Como desde las entrañas, desde una boca con dientes podridos salía el aliento de una comida no digerida. Y la comida de esa bestia sin rostro, sin forma y sin sentido eran los infames culpables y sus víctimas inocentes; los templos destruidos y las tumbas no consagradas con miles de personas enterradas vivas; elevadas obras del espíritu destruidas, como palacios y puentes antiguos dinamitados, cuadros y libros quemados con sus creadores, cuyos restos incluso fueron extraídos de la tierra como mofa, como burla sobre la propia voluntad divina de un alma, ya hace mucho tiempo vacía, que se ha atrevido a perturbar el descanso de los difuntos.
¡Y eso no es todo! La propia tierra, último refugio de los justos y de los culpables, había sido desfigurada, desgarrada, destrozada y asesinada por la impasible y absurda furia del hierro cargado de fuego.
No solo las personas que se habían dividido en bandos enemigos se mataban las unas a las otras sin recordar la piedad, aunque Dios las había dotado de alma y eran criaturas animadas; incluso las fuerzas inanimadas combatían entre sí: la tierra y el fuego, el calor y el frío, el hierro y el agua.”

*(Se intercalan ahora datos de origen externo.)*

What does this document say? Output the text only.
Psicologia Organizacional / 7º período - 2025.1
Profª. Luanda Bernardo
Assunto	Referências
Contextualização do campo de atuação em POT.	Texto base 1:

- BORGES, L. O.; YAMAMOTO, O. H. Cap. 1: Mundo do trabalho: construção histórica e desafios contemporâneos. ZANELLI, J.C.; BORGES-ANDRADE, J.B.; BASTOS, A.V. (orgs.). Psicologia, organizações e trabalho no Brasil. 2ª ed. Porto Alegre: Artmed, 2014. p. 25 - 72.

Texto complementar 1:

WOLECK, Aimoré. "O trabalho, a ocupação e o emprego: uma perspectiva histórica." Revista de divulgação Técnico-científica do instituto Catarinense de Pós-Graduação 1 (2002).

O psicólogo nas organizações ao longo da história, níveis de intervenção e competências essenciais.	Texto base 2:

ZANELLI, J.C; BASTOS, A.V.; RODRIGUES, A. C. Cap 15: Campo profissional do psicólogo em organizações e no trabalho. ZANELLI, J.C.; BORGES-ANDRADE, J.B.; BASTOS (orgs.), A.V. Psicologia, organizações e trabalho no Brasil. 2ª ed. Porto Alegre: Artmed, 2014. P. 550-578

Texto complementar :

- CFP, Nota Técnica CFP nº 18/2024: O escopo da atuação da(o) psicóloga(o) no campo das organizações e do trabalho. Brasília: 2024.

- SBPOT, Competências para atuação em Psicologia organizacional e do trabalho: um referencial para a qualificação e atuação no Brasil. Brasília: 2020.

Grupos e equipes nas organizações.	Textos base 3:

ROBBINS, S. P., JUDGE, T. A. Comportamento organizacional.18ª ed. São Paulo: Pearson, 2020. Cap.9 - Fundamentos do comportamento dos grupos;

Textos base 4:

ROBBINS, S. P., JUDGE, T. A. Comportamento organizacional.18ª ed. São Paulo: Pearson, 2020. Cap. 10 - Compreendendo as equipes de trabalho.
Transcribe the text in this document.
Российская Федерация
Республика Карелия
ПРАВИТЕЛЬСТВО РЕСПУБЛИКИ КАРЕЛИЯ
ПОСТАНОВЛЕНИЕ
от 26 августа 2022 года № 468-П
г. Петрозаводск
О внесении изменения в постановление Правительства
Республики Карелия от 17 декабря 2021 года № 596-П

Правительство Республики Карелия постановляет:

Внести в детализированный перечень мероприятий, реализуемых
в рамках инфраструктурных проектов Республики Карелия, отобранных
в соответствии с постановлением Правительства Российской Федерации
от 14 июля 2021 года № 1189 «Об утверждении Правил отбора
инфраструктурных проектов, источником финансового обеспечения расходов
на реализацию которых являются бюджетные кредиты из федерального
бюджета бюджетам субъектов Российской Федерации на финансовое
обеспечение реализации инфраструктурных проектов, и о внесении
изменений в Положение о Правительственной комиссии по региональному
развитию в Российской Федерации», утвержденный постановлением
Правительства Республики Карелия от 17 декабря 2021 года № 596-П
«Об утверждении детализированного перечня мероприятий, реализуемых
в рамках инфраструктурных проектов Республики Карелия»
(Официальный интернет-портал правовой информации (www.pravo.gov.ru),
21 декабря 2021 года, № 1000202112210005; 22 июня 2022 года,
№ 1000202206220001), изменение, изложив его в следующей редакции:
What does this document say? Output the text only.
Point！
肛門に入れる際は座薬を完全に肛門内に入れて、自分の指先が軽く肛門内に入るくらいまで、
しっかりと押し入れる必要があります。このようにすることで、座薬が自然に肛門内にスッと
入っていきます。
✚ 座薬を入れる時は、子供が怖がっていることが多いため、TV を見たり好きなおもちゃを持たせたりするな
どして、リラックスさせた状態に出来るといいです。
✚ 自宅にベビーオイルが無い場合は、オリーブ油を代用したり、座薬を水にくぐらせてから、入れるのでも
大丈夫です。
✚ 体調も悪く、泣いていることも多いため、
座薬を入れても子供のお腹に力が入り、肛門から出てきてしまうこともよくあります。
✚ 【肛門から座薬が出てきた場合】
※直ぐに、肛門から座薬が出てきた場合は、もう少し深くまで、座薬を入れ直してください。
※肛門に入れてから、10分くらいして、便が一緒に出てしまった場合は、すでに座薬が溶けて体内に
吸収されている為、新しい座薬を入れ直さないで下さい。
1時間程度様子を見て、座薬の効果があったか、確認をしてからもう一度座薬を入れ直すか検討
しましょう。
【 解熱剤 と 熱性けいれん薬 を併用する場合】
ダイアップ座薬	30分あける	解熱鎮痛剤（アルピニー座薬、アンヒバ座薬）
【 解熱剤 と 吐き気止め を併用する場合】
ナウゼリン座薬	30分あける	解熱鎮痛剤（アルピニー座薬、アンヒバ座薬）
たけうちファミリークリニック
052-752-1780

Sin embargo, Lijánov comunica la idea que la VIDA está por encima de los prejuicios sociales y nacionalistas. Aliónushka vivió sesenta años, y cuanto más pensaba en Willy, tanto más se alejaba de ella su imagen: “… como si derritiera… se esfumaba en su memoria”, mientras que la atormentaba cada vez más el sentimiento de culpa de haberse salvado de un modo que no había inventado ella: “La consumía por dentro, la roía como una carcoma su incesante, obsesiva e imperdonable culpa. No se sabía de qué, y no se sabía ante quién.” ¿Qué es entonces, que la bondad y la maldad son dos caras de la misma moneda?
A juicio del autor, lo más importante para ella era buscar consuelo en las verdades absolutas, relegadas a las sombras, las que conserva la Biblia: “Yacía en medio de la cama, con un vestido negro, y en las manos cruzadas estrechaba un pequeño ícono de cartón de la Virgen llamado «Alivia mis penas…», el que no solo remedia los males y las tristezas, sino también la crueldad humana y dureza de corazón.
Para concluir, los libros de Albert Lijánov despiertan sentimientos de dolor emocional, por eso mismo son necesarios, porque “detrás de la puerta de toda persona satisfecha y feliz debería haber alguien con un martillo que le recordara en todo momento con sus golpes que hay personas desdichadas…” (Antón Chéjov).